Conclusions. ES via the parasympathetic pathway independently induces contraction of rat SV. NO partially suppresses the SV pressure response to parasympathetic ES.
住院醫師組論文獎臨床組
The Impact of Irritative Lower Urinary Tract Symptoms on Erectile Dysfunction in Aging Taiwanese Males
1 Faculty of Medicine, Department of Urology,
2 Graduate Institute of Medicine, and
3 Departments of Nursing, Kaohsiung Medical University, Kaohsiung, Taiwan
Objective. This study assessed the possible associations between lower urinary tract symptoms (LUTS) and erectile dysfunction (ED) in aging Taiwanese males and investigated the impact of various aspects of LUTS on ED.
Methods. A free health screening for aging males (≥40 years old) was conducted in Kaohsiung Medical University Hospital. All the subjects had completed clinical data and answered questionnaires. ED and LUTS were assessed by validated symptom scales: the International Index of Erectile Function-5 (IIEF-5) and the International Prostate Symptom Score (IPSS). Results. A total of 339 eligible patients enrolled in this study with a mean age of 60.1 years old. In multiple logistic regression analysis, age and IPSS (p <0.001 and p =0.013, respectively) were significantly associated with ED after controlling other comorbidities.
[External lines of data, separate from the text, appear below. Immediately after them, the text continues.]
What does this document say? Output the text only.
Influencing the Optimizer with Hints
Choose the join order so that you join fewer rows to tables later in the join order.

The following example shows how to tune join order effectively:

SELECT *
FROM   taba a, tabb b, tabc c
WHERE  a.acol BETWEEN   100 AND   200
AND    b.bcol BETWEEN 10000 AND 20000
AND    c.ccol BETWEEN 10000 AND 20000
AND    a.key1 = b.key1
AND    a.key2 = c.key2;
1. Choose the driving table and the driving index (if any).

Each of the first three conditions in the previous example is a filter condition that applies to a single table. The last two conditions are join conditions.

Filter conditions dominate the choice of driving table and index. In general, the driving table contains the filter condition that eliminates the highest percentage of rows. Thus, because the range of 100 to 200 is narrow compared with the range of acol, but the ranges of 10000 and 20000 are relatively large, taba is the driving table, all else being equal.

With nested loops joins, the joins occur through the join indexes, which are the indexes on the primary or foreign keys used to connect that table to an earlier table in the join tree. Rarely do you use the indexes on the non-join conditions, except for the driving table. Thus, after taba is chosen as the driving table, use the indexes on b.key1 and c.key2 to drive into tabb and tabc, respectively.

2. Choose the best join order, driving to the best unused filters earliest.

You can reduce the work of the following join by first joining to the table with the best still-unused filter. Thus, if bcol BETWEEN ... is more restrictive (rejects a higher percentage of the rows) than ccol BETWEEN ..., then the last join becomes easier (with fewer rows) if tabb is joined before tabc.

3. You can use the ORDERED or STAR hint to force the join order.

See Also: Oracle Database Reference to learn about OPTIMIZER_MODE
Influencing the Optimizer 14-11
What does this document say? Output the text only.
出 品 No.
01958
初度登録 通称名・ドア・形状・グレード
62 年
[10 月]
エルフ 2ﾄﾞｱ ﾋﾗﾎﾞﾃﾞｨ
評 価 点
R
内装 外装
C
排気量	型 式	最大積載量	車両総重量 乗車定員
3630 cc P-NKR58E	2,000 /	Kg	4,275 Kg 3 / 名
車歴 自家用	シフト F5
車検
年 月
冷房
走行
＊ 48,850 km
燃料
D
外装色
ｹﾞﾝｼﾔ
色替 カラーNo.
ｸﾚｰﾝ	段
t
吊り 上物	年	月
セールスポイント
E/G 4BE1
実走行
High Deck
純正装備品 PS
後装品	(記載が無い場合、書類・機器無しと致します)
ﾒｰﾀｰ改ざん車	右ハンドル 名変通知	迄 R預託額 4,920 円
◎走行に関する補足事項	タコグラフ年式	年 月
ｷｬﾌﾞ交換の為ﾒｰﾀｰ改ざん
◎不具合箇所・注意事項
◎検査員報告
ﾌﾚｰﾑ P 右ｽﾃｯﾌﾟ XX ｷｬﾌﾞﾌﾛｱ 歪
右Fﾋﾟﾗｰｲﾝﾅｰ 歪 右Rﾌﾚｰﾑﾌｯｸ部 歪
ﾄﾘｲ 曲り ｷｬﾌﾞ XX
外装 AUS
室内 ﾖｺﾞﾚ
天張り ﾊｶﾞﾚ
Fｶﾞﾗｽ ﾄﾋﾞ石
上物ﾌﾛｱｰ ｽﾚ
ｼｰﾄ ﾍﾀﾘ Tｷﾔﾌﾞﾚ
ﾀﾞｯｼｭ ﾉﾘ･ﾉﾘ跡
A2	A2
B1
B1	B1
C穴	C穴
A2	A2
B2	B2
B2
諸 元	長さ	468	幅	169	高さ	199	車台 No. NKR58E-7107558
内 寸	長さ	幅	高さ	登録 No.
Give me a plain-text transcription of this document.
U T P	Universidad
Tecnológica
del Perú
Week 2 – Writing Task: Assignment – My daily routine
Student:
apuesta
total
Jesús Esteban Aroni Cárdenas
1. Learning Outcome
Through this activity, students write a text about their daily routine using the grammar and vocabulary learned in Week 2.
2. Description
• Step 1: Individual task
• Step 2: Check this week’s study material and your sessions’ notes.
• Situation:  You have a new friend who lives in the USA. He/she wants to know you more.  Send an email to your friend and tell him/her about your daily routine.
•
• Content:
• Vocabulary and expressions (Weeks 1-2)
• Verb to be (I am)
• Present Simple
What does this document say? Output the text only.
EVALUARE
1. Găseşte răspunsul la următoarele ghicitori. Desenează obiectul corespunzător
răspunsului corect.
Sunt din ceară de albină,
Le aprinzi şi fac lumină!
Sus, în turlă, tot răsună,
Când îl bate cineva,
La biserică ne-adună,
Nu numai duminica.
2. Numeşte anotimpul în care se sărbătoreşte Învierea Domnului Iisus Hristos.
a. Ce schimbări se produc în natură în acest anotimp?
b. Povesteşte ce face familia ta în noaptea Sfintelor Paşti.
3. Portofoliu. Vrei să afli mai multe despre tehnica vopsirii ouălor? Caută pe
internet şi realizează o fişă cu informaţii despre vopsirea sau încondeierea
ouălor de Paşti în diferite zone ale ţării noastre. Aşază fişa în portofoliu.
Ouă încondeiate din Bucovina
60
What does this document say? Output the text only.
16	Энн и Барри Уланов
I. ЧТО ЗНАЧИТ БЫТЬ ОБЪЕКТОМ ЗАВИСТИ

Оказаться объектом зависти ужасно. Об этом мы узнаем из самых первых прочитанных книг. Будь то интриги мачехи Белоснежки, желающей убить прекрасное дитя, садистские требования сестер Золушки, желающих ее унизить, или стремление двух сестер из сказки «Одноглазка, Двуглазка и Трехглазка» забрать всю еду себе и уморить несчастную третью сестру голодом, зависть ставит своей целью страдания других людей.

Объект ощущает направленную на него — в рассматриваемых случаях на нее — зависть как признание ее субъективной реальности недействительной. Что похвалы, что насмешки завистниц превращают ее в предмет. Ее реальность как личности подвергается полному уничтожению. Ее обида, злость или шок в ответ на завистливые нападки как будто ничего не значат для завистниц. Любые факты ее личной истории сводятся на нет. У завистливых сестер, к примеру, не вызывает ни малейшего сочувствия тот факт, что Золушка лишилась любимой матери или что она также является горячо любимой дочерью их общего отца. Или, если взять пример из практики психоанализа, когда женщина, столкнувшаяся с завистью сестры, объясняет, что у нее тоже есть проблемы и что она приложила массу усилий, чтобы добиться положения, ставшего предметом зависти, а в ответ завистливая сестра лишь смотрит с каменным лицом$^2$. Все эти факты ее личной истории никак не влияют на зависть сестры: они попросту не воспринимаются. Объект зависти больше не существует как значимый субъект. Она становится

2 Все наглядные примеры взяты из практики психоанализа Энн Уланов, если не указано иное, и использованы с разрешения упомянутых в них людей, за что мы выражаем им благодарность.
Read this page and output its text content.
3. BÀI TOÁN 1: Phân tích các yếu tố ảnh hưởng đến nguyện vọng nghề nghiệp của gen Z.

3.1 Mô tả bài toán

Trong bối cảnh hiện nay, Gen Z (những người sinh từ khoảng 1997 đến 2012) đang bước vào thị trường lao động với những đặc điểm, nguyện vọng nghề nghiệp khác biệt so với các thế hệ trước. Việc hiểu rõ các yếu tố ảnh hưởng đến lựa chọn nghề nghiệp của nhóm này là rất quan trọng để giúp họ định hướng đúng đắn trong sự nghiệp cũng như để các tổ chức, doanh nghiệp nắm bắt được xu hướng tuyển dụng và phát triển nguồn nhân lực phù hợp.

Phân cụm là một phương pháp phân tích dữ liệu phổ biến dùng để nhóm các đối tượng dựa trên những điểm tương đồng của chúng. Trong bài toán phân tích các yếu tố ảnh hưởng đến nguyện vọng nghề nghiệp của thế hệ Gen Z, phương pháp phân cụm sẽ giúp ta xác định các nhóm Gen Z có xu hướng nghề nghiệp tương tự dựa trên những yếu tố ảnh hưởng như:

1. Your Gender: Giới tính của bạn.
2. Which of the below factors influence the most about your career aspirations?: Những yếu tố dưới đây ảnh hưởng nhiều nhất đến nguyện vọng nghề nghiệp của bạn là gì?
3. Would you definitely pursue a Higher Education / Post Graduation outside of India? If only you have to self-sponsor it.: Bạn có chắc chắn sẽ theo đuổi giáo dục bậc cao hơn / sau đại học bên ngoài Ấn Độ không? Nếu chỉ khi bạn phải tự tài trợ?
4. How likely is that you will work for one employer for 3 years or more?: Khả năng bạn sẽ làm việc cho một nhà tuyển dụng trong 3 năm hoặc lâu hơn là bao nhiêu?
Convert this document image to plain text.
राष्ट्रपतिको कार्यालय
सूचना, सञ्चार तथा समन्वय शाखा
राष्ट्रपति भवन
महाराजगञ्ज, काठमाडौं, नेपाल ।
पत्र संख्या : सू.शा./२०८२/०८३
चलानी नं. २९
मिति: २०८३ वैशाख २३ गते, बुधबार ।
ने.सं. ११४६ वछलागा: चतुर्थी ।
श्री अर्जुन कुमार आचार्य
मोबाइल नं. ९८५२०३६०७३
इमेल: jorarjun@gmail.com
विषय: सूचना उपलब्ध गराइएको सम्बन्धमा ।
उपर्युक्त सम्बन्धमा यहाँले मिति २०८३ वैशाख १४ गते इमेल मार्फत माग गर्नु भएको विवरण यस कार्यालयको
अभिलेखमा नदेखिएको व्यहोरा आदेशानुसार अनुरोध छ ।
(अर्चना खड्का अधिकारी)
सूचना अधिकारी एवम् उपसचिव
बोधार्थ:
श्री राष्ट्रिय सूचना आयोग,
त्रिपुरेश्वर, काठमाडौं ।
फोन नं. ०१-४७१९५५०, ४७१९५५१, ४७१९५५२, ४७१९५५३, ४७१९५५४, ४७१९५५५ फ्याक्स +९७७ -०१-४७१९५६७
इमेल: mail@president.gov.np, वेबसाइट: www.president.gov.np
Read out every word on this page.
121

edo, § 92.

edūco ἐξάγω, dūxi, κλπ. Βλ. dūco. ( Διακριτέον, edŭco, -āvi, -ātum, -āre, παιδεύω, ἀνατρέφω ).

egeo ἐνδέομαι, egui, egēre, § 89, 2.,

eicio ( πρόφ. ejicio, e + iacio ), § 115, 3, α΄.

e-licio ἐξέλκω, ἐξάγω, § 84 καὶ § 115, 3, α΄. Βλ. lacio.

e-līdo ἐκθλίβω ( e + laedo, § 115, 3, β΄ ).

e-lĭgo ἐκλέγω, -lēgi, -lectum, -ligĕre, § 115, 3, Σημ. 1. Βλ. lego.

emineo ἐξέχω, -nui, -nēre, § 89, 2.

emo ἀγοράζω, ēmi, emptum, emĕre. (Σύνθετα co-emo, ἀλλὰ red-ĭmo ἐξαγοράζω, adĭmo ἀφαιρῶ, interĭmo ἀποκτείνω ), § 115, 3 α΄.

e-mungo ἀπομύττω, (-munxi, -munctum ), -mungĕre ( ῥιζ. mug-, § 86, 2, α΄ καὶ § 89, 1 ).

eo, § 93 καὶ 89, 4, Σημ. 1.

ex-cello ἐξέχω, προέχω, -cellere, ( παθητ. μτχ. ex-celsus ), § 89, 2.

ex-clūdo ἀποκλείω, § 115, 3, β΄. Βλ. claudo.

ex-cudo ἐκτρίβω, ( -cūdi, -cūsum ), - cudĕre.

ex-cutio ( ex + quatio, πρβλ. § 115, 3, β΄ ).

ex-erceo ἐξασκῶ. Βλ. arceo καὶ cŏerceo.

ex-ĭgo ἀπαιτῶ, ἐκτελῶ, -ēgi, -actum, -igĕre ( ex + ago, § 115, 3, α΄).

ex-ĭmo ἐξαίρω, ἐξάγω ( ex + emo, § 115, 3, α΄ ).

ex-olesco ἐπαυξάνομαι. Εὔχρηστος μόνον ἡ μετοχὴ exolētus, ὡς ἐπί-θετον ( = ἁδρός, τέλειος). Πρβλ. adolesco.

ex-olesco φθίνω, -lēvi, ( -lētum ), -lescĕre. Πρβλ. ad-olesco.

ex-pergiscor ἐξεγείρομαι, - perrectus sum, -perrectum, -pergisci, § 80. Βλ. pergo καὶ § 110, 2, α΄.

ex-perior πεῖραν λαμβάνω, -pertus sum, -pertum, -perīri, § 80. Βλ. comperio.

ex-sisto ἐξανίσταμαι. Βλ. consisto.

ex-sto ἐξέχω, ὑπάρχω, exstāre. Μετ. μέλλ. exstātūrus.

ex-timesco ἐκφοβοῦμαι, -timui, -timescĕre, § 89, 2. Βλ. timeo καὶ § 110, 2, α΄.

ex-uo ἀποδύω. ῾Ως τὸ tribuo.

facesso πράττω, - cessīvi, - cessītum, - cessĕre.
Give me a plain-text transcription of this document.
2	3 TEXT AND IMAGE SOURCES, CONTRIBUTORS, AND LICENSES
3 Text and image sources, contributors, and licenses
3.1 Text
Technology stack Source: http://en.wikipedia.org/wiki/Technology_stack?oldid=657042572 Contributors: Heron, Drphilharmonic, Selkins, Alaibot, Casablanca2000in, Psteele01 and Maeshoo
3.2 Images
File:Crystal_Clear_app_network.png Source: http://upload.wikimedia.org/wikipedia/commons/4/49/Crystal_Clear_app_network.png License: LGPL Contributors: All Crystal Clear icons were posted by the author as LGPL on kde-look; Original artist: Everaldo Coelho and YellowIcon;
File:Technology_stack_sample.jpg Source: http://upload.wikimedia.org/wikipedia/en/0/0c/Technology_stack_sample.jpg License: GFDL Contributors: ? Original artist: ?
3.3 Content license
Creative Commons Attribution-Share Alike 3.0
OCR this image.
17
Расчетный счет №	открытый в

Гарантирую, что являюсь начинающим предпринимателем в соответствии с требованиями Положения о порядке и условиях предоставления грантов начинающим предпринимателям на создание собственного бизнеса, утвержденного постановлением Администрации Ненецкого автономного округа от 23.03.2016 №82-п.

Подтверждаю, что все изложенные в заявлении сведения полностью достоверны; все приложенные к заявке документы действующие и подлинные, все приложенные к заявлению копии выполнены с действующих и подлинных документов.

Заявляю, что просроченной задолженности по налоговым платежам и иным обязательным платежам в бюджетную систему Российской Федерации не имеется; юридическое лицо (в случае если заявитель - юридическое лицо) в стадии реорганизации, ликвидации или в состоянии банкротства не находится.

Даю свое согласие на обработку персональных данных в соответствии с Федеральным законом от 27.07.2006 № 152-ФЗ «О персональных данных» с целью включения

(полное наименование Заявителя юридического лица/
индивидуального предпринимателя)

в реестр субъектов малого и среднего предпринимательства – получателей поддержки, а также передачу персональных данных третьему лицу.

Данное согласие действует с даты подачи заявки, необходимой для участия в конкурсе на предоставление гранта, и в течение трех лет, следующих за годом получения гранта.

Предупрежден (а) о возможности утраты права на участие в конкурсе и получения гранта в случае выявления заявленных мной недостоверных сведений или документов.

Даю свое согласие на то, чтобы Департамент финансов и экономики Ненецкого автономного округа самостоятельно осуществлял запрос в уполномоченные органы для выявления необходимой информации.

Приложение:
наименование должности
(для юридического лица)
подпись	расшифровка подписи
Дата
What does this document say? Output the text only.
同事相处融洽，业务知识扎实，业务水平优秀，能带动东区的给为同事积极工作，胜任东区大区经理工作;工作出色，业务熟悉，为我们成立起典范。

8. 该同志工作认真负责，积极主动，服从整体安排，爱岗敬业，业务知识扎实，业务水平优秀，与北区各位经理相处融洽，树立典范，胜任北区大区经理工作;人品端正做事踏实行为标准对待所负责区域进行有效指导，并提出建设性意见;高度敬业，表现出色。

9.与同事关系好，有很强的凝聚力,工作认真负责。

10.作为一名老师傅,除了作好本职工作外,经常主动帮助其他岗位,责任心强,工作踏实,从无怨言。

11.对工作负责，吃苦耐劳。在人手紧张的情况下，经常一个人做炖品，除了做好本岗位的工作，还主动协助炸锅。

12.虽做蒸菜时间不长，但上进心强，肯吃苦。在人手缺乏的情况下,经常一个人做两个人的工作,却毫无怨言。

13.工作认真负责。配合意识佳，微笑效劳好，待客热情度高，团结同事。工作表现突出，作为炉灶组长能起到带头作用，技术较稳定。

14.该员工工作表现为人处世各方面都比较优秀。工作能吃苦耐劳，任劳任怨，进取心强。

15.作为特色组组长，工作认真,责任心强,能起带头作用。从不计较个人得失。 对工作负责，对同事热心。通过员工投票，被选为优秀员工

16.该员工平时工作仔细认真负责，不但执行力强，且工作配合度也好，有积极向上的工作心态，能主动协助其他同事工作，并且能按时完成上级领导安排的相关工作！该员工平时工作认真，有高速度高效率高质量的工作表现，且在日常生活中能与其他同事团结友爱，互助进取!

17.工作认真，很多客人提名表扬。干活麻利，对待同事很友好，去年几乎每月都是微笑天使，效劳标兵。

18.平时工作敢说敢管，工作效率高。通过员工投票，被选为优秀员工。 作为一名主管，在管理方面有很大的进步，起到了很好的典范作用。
In a further age-adjusted multiple regression analysis, our results showed that the irritative symptoms (P =0.042) have a more significant association with ED than the obstructive symptoms (P =0.101).
Conclusions. Our results indicate that age and LUTS are the two most independent risk factors for ED. Aging Taiwanase males with LUTS are at increasing risk for ED, especially for those with significant irritative symptoms.